Compact sets in Hausdorff space are closed

1. Jun 25, 2010

mordechai9

First of all I just want to rant why is the Latex preview feature such a complete failure in Firefox? Actually it is really bad and buggy in IE too....

So I am reading into Foundations of geometry by Abraham and Marsden and there is a basic topology proof that's giving me some trouble. They define compact spaces as saying a space S is compact iff every open covering $$S = \cup U_\alpha$$ has a finite subcovering, and if A is a subset of S, then any open cover has a finite subcover in the relative (subspace) topology. I am pointing out this definition just because in other places I think I've seen open covers defined as $$S \subset \cup U_\alpha$$ , not necessarily $$S = \cup U_\alpha$$.

Then they propose that in a Hausdorff space, all the compact subsets are closed. For proof, let A be a compact subset of S. Then let $$u \in A^C$$ and $$v \in A$$ have open disjoint neighborhoods $$U_u, U_v$$. Since A is compact we can write

$$A = \cup_{v \in A} U_v \cap A$$

for a finite number of $$v \in A$$. Furthermore each of these neighborhoods must be disjoint from $$U_u$$. Then they conclude there are disjoint neighborhoods for u and A , and $$U_u \subset A^c$$, so A^c is open.

I don't understand this. First of all, it seems the cover for A isn't a neighborhood, since it is only open in the relative topology, but maybe that's what they mean to say. In other words, maybe they mean A has a neighborhood in the relative topology.

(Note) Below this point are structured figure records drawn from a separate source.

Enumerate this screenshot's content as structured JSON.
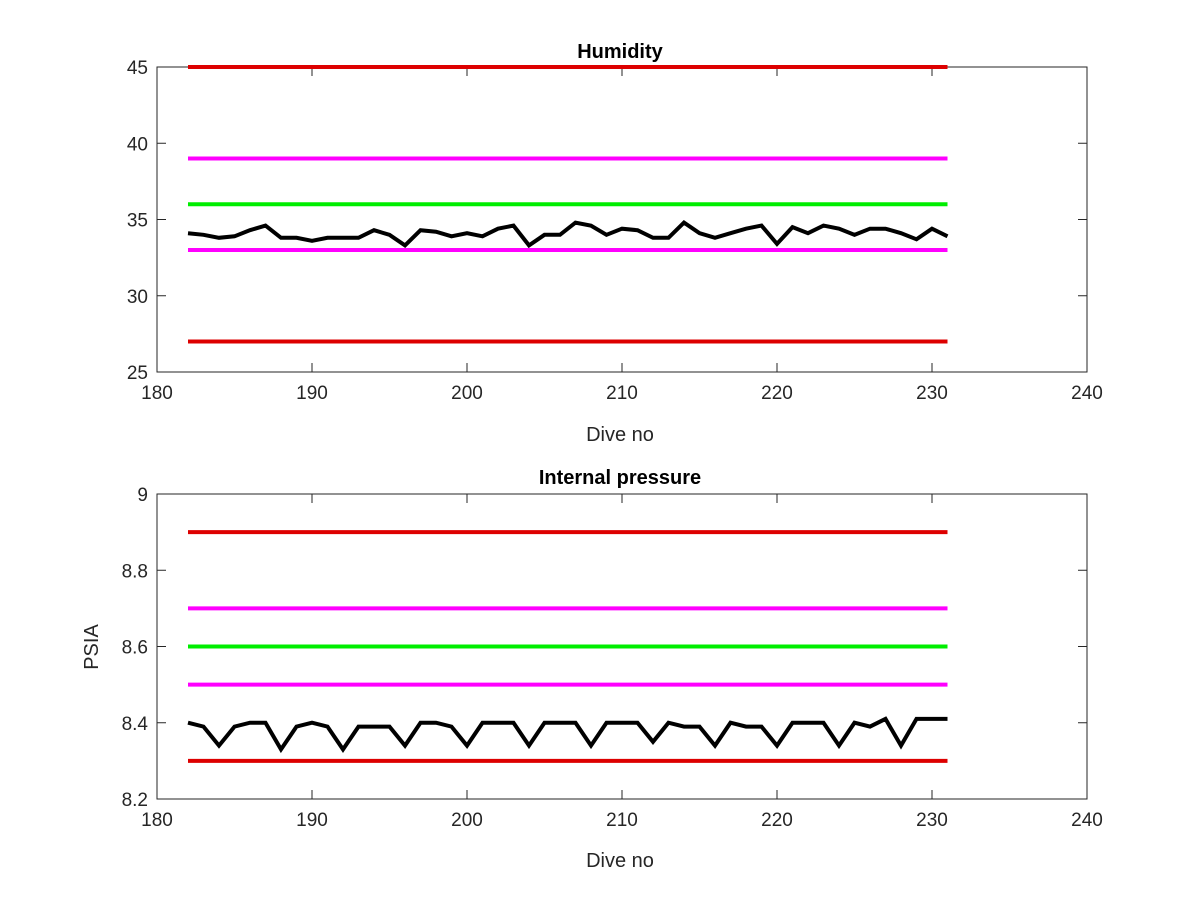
{
  "colors": {
    "red": "#dd0000",
    "magenta": "#ff00ff",
    "green": "#00ee00",
    "data": "#000000",
    "axis": "#262626",
    "background": "#ffffff"
  },
  "chart_data": [
    {
      "type": "line",
      "title": "Humidity",
      "xlabel": "Dive no",
      "ylabel": "",
      "xlim": [
        180,
        240
      ],
      "ylim": [
        25,
        45
      ],
      "xticks": [
        180,
        190,
        200,
        210,
        220,
        230,
        240
      ],
      "yticks": [
        25,
        30,
        35,
        40,
        45
      ],
      "yticklabels": [
        "25",
        "30",
        "35",
        "40",
        "45"
      ],
      "grid": false,
      "legend": "none",
      "thresholds": [
        {
          "value": 45,
          "x": [
            182,
            231
          ],
          "color": "red"
        },
        {
          "value": 39,
          "x": [
            182,
            231
          ],
          "color": "magenta"
        },
        {
          "value": 36,
          "x": [
            182,
            231
          ],
          "color": "green"
        },
        {
          "value": 33,
          "x": [
            182,
            231
          ],
          "color": "magenta"
        },
        {
          "value": 27,
          "x": [
            182,
            231
          ],
          "color": "red"
        }
      ],
      "series": [
        {
          "color": "data",
          "x": [
            182,
            183,
            184,
            185,
            186,
            187,
            188,
            189,
            190,
            191,
            192,
            193,
            194,
            195,
            196,
            197,
            198,
            199,
            200,
            201,
            202,
            203,
            204,
            205,
            206,
            207,
            208,
            209,
            210,
            211,
            212,
            213,
            214,
            215,
            216,
            217,
            218,
            219,
            220,
            221,
            222,
            223,
            224,
            225,
            226,
            227,
            228,
            229,
            230,
            231
          ],
          "y": [
            34.1,
            34.0,
            33.8,
            33.9,
            34.3,
            34.6,
            33.8,
            33.8,
            33.6,
            33.8,
            33.8,
            33.8,
            34.3,
            34.0,
            33.3,
            34.3,
            34.2,
            33.9,
            34.1,
            33.9,
            34.4,
            34.6,
            33.3,
            34.0,
            34.0,
            34.8,
            34.6,
            34.0,
            34.4,
            34.3,
            33.8,
            33.8,
            34.8,
            34.1,
            33.8,
            34.1,
            34.4,
            34.6,
            33.4,
            34.5,
            34.1,
            34.6,
            34.4,
            34.0,
            34.4,
            34.4,
            34.1,
            33.7,
            34.4,
            33.9
          ]
        }
      ]
    },
    {
      "type": "line",
      "title": "Internal pressure",
      "xlabel": "Dive no",
      "ylabel": "PSIA",
      "xlim": [
        180,
        240
      ],
      "ylim": [
        8.2,
        9.0
      ],
      "xticks": [
        180,
        190,
        200,
        210,
        220,
        230,
        240
      ],
      "yticks": [
        8.2,
        8.4,
        8.6,
        8.8,
        9.0
      ],
      "yticklabels": [
        "8.2",
        "8.4",
        "8.6",
        "8.8",
        "9"
      ],
      "grid": false,
      "legend": "none",
      "thresholds": [
        {
          "value": 8.9,
          "x": [
            182,
            231
          ],
          "color": "red"
        },
        {
          "value": 8.7,
          "x": [
            182,
            231
          ],
          "color": "magenta"
        },
        {
          "value": 8.6,
          "x": [
            182,
            231
          ],
          "color": "green"
        },
        {
          "value": 8.5,
          "x": [
            182,
            231
          ],
          "color": "magenta"
        },
        {
          "value": 8.3,
          "x": [
            182,
            231
          ],
          "color": "red"
        }
      ],
      "series": [
        {
          "color": "data",
          "x": [
            182,
            183,
            184,
            185,
            186,
            187,
            188,
            189,
            190,
            191,
            192,
            193,
            194,
            195,
            196,
            197,
            198,
            199,
            200,
            201,
            202,
            203,
            204,
            205,
            206,
            207,
            208,
            209,
            210,
            211,
            212,
            213,
            214,
            215,
            216,
            217,
            218,
            219,
            220,
            221,
            222,
            223,
            224,
            225,
            226,
            227,
            228,
            229,
            230,
            231
          ],
          "y": [
            8.4,
            8.39,
            8.34,
            8.39,
            8.4,
            8.4,
            8.33,
            8.39,
            8.4,
            8.39,
            8.33,
            8.39,
            8.39,
            8.39,
            8.34,
            8.4,
            8.4,
            8.39,
            8.34,
            8.4,
            8.4,
            8.4,
            8.34,
            8.4,
            8.4,
            8.4,
            8.34,
            8.4,
            8.4,
            8.4,
            8.35,
            8.4,
            8.39,
            8.39,
            8.34,
            8.4,
            8.39,
            8.39,
            8.34,
            8.4,
            8.4,
            8.4,
            8.34,
            8.4,
            8.39,
            8.41,
            8.34,
            8.41,
            8.41,
            8.41
          ]
        }
      ]
    }
  ]
}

More importantly, it doesn't seem like we needed to use the compactness here. We have an open neighborhood for u, and we need to show that neighborhood is entirely contained in $$A^c$$, so we need to show

$$U_u \cap A = \oslash$$,

and we have

$$U_u \cap A = U_u \cap ( \cup U_v \cap A ) = \oslash$$.

That follows without compactness, but obviously I know that can't be right. If that were true, all subsets would be closed, which would be ridiculous.

I figure the problem is that we have to worry if $$U_u \cap U_v \ne \oslash$$ for some $$v \in A$$, in which case, we use the compactness of A to exempt that $$U_v$$ from the cover. But it seems like we still don't know that the neighborhoods we have left will be able to cover all of A.

2. Jun 25, 2010

Office_Shredder

Staff Emeritus
You can pick $$U_v$$ and $$U_u$$ to be open in the Hausdorff space, and then the $$U_v$$'s will be an open cover of A because their intersection with A is open in the induced topology (by definition)

The key now is the finiteness. We don't have a single $$U_u$$ for every $$U_v$$, we have to pick a different one for every choice of v. So maybe it would be better to denote the sets around $$u$$ as $$V_v$$ (sorry for the confusing notation but I want to change as little as possible). Then to find the open neighborhood around $$u$$ we need to intersect every $$V_v$$ to get an open set that is disjoint from every $$U_v$$ simultaneously. Intersections of open sets are only open in general if there are finitely many of them, which is where compactness comes into play: we only needed to look at finitely many v's

3. Jun 25, 2010

It isn't a failure. It just uses image caching. You need to manually refresh.

4. Jun 26, 2010

mordechai9

Ah, ok, I see. That's more or less what I was thinking I just wasn't sure how to express the details correctly. I also get how the U_v's form an open cover in the induced topology, I just thought that maybe they were saying they were also open in the general topology. Thanks for the the help.

5. Jun 26, 2010

Fredrik

Staff Emeritus
It's pretty much the same regardless of what browser and operating system you're using. Been that way for a couple of months I think. No one seems to know what's causing it or how to fix it. The workaround is to refresh and resend (SonyAD didn't mention the resend). Works with all browsers and operating systems.